Introduction: Lung-MAP S1400K was designed to evaluate the response to telisotuzumab vedotin, an antibody-drug conjugate targeting c-MET, in patients with c-MET-positive squamous cell carcinoma (SCC).
Patients and methods: Patients with previously treated SCC with c-MET-positive tumors (H score ≥ 150, Ventana SP44 assay) were enrolled into 2 cohorts: Cohort 1 (immune checkpoint inhibitor-naive) and Cohort 2 (immune checkpoint inhibitor refractory). Telisotuzumab vedotin 2.7 mg/kg was administered intravenously every 3 weeks until disease progression or unacceptable toxicity. Response assessments were performed every 6 weeks. The primary endpoint was response by Response Evaluation Criteria in Solid Tumors (RECIST) v1.1. Secondary endpoints included progression-free survival, overall survival, response within cohort, duration of response, and toxicities. Interim analysis was planned after 20 evaluable patients, with ≥ 3 responses needed to continue enrollment.
Results: Forty-nine patients (14% of screened patients) were assigned to S1400K, 28 patients enrolled (15 in Cohort 1 and 13 in Cohort 2), and 23 were eligible. S1400K closed on December 21, 2018 owing to lack of efficacy. Two responses (response rate of 9%; 95% confidence interval, 0%-20%) were reported in cohort 1 (1 complete and 1 unconfirmed partial response), whereas 10 patients had stable disease, with a disease control rate of 52%. The median overall and progression-free survival was 5.6 and 2.4 months, respectively.
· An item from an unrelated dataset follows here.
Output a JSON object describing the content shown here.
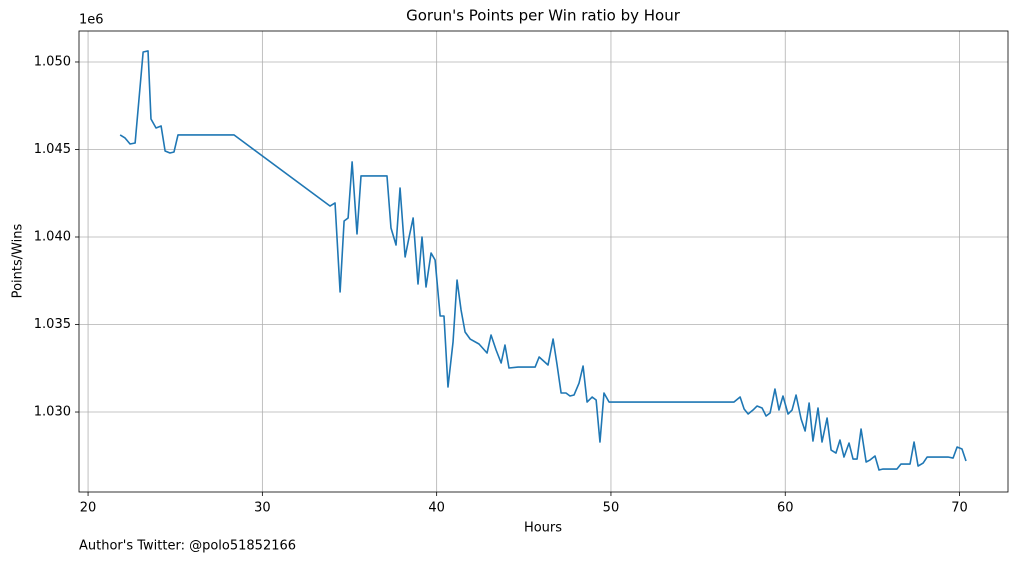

There were 3 grade 5 events (2 pneumonitis, in Cohort 2, and 1 bronchopulmonary hemorrhage, in Cohort 1).
Conclusion: Telisotuzumab vedotin failed to meet the pre-specified response needed to justify continuing enrollment to S1400K. Pneumonitis was an unanticipated toxicity observed in patients with SCC.
Trial registration: ClinicalTrials.gov NCT03574753.
Keywords: Antibody-drug conjugate; Lung-MAP; Squamous cell carcinoma; Telisotuzumab vedotin; c-MET.